Keep up with the Language

vintage typewriter
Our language is continuously evolving. It behooves you as a writer to keep up with the changes.

For example, take punctuation. We no longer use commas to separate things like junior or senior from names. Now you write
John Doe Jr. The same thing applies to the commas we formerly used to separate Inc. or LLC from the names of businesses. You now can write Unilever Inc. or Rapidsoft Press LLC.

We no longer use periods for most abbreviations. The old
sq. ft. for square feet becomes sq ft without the periods. One exception is the abbreviations for time of day: a.m. and p.m. It would look strange to write a.m. as am because it would look like the verb. (“At 7:00am am I going to the store?” simply looks and sounds wrong.) Some people duck this issue by writing the times without the m—seven o’clock in the morning becomes 7:00a and, in the evening, 7:00p. Take your pick.

Words are also changing. About forty years ago, William Safire wrote that the British word
pricey had nearly driven the word expensive from our language. Around 1984, another word, spendy, tried to replace pricey, but failed to do so; it never sounded right to me. Its use is confined mostly to the Pacific Northwest. Pricey was first used in 1932, whereas expensive dates to 1610. Language sometimes changes slowly; other times, quickly.

Another British term that has crept into American English is
spot on. I first saw this term in a 1978 letter from a British collaborator in a UFO investigation. “Your analysis was spot on,” he wrote me. It means the same thing as exactly right. Today in America, we commonly use the British term spot on.

Nowadays, we are rapidly replacing traffic circle with its British equivalent, roundabout. Don’t listen to the revisionists who try to tell you that there is a real difference between the two things. There isn’t. Well, there is one difference, and one only: on a roundabout the traffic moves clockwise, because the Brits drive on the left side of the road, whereas on a traffic circle the traffic moves counter-clockwise. This difference has proved fatal to many an American tourist driving a rental car in England. Americans do fine so long as they are on a straight road, but when they get to a roundabout, they instinctively turn to the right side—with predictably dire consequences.
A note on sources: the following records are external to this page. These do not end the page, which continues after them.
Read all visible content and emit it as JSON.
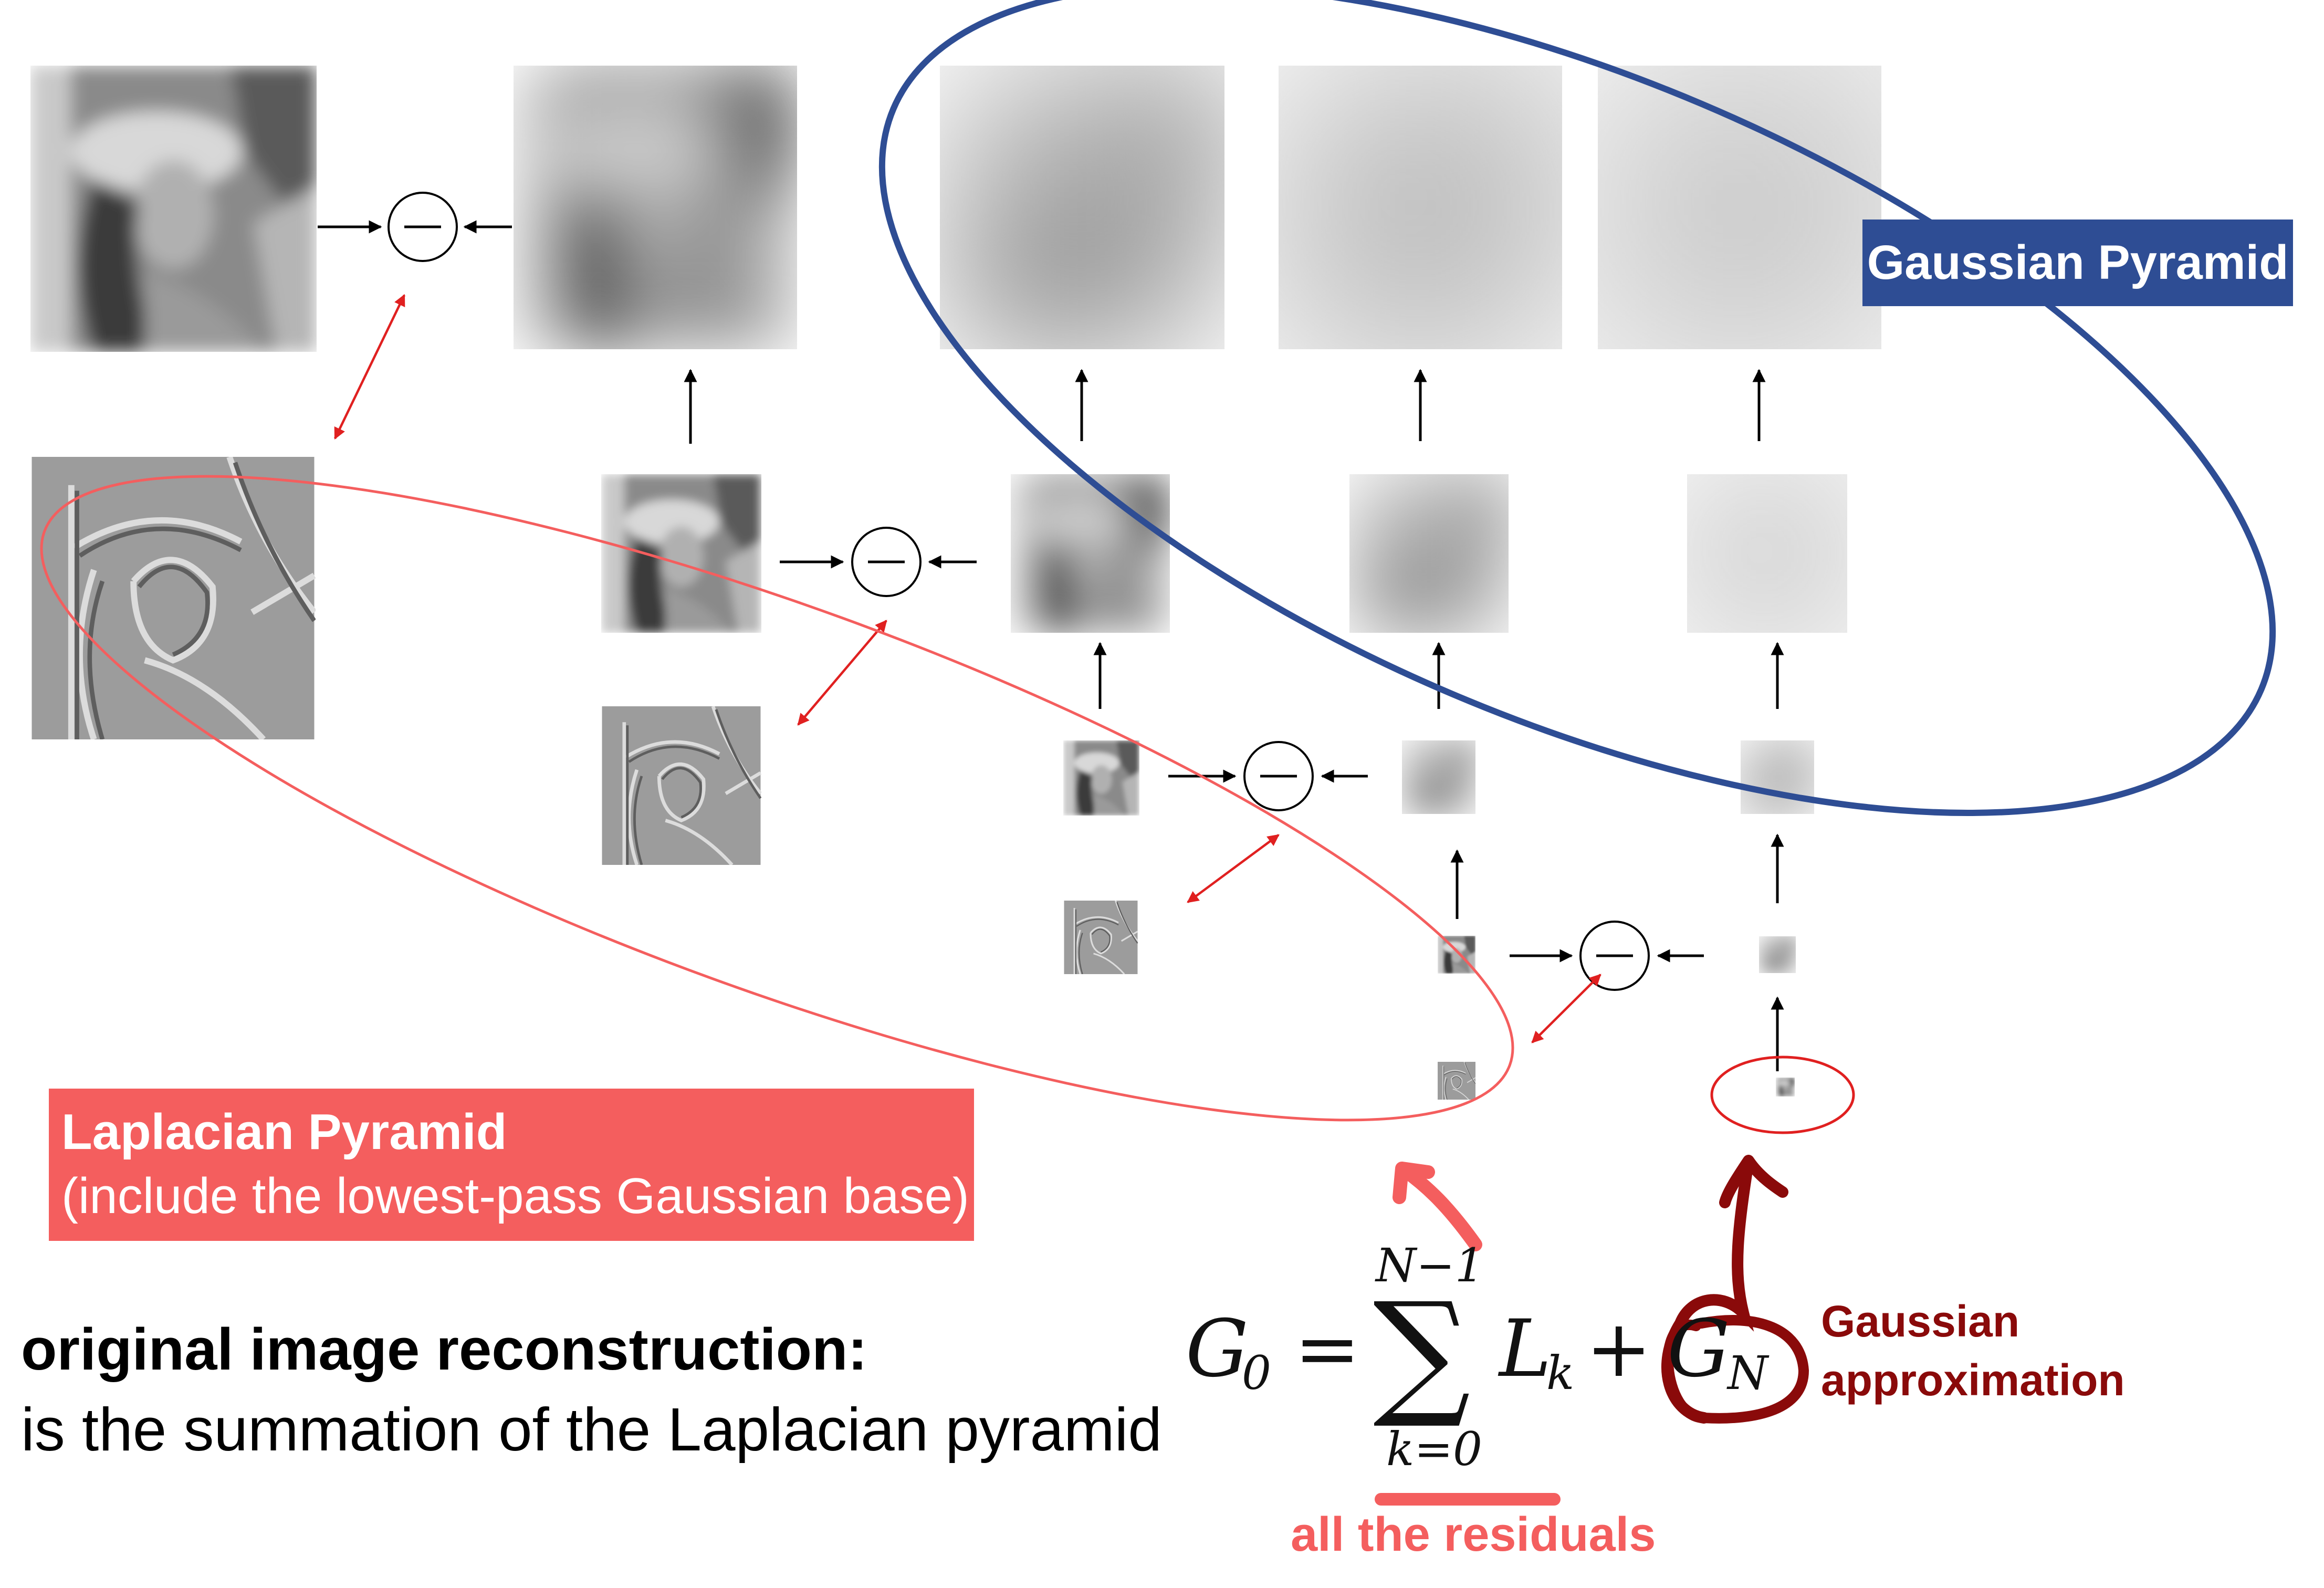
{
  "gaussian_label": "Gaussian Pyramid",
  "laplacian_label": {
    "title": "Laplacian Pyramid",
    "subtitle": "(include the lowest-pass Gaussian base)"
  },
  "reconstruction": {
    "title": "original image reconstruction:",
    "body": "is the summation of the Laplacian pyramid"
  },
  "formula": {
    "lhs": "G",
    "lhs_sub": "0",
    "equals": "=",
    "sum_upper": "N−1",
    "sum_symbol": "∑",
    "sum_lower": "k=0",
    "term": "L",
    "term_sub": "k",
    "plus": "+",
    "gauss_term": "G",
    "gauss_sub": "N"
  },
  "annotations": {
    "gaussian_approximation": [
      "Gaussian",
      "approximation"
    ],
    "all_residuals": "all the residuals"
  },
  "operator_symbol": "−",
  "colors": {
    "gaussian_blue": "#2e4d94",
    "laplacian_red": "#f45e5e",
    "dark_red": "#8a0a0a",
    "arrow_red": "#e02020"
  }
}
A particularly picturesque British word that we’re beginning to embrace in America is
gobsmacked. I first saw it in Eric Clapton’s memoir, Clapton. It means flabbergasted, astonished, rendered speechless. Dating to ca 1959 around Liverpool, it derives from struck (smacked) in the mouth (gob: Irish/Scottish Gaelic) and is believed to come from the theatrical gesture of clapping a hand over one’s mouth. Safe to use in dialogue, but you’d probably best not use it in formal writing.

Then we have
mojo, a home-grown word. Believed to derive from ancient African traditions, it means a magic spell or charm. We use it broadly now to mean magical power. A good tennis player works his mojo on the courts. Preston Foster popularized the word with his song, “Got My Mojo Working.”
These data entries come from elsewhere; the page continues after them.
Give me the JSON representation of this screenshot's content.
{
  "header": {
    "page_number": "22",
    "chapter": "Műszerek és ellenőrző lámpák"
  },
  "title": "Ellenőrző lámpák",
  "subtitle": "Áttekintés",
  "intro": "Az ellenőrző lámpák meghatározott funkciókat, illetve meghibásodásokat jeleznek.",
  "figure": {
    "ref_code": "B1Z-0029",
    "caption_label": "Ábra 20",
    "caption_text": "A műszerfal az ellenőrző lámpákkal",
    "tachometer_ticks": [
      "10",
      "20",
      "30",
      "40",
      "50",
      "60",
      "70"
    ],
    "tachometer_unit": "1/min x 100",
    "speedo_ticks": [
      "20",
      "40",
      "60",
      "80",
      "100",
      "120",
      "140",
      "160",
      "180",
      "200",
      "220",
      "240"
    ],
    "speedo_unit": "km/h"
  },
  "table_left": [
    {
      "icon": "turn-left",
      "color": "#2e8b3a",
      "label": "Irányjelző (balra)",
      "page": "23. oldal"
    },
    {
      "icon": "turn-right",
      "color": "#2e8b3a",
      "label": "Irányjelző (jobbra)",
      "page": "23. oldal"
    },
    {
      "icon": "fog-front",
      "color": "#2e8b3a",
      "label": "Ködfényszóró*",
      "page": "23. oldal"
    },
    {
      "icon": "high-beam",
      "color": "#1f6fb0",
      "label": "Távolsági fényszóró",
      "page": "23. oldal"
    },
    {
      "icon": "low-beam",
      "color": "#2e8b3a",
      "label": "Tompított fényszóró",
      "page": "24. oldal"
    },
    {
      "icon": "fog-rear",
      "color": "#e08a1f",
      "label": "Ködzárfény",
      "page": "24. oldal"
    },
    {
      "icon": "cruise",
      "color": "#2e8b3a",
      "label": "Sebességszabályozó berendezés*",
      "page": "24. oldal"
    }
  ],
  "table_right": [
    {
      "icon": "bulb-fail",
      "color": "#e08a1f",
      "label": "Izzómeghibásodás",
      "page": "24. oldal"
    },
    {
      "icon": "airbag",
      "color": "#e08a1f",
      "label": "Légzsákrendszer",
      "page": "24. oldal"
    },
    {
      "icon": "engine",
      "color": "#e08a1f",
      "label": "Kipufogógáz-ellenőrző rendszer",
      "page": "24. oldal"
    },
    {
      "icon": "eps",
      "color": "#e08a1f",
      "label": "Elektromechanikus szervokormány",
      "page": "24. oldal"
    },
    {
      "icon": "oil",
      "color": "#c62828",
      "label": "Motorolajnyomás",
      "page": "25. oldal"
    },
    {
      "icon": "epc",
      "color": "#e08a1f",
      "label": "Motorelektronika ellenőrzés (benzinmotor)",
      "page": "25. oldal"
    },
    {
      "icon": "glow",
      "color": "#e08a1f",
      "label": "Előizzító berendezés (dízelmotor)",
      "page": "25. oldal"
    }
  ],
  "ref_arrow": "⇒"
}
New words crop up continually. Keep your eyes and ears open and you can pick up many of them for yourself. Check the
new words section of the Oxford English Dictionary. More than 500 new words have been added to the first quarter 2017 edition of that dictionary.

We are fortunate nowadays to have Internet dictionaries that keep up with trends like these. Language is not a static thing; it changes constantly. Keep up to speed!